In 2022, after a close friend of hers she called “Dragonfly” died from cancer, Sexton-Dumas decided to complete the Going with Grace End-of-Life Training program.

Having spent most of her life by her loved ones’ bedsides, this was a natural progression in her life.

“The work is new, but the experience is not,” Sexton-Dumas said.

After Churro died in 2024, shattering her, Sexton-Dumas began working with a hospice patient whom she worked with for two years up until she died late this January.

“Churro prepared me for my hospice patient,” she said. “I feel like he prepared me for the rest of my life.”

Now 47, and having endured a tremendous amount of loss, Sexton-Dumas refers to grief as a friend of hers. In fact, she and grief “hang so tough” that she found her calling in supporting others through loss. She refers to herself as a death and grief doula, grief gardener, and spiritual companion.

“The garden metaphor has really served me in my own grief experience,” Sexton-Dumas said. “We’re composting our feelings. We’re watching things bloom; we’re watching things die.”

A core part of Sexton-Dumas’ philosophy is allowing grief in and embracing it — living alongside it while channeling it to find deeper meaning in life.

“I’ve had friends tell me, ‘I won’t ever recover.’ Well, maybe you shouldn’t,” Sexton-Dumas said. “You will stop crying one day. I promise that will happen. But what would happen if you let grief change you?”

Death, she believes, is a possibility for all of us at any moment. A reality Sexton-Dumas uses as an opportunity to attack life, full-throttle.
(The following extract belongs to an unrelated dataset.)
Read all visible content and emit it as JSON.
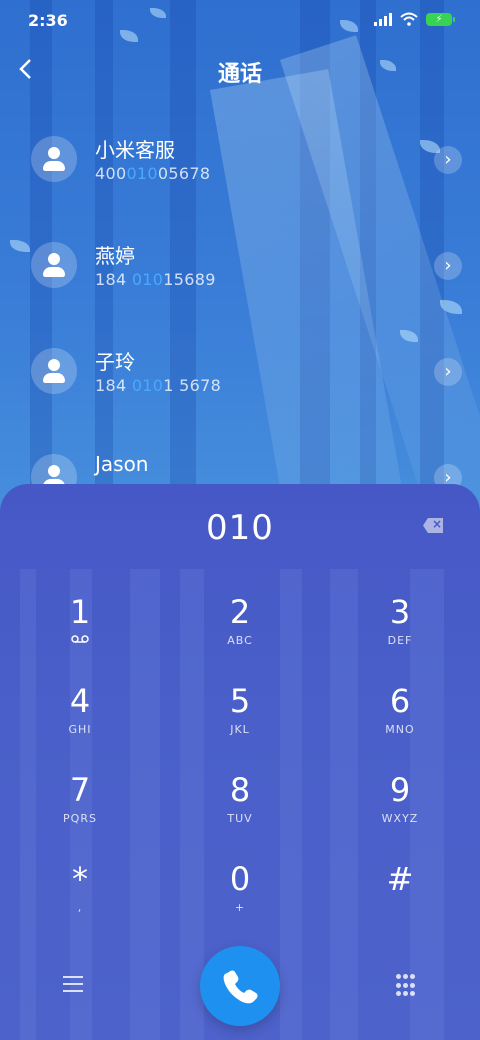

She sees this idea of death awareness as particularly important during these perilous times in our country. “If you are really going to fight this administration, then babe, you gotta get comfortable with death,” she said. “Cause it might just cost you your life.”

Looking ahead, Sexton-Dumas hopes to “serve people in having a soulful death.”

In the meantime, she’ll continue tending to her “illegal” daffodils out front, planted against HOA guidelines. They are blooming and alive, marking the end of the dark days of winter and the continuing of life, grief and all.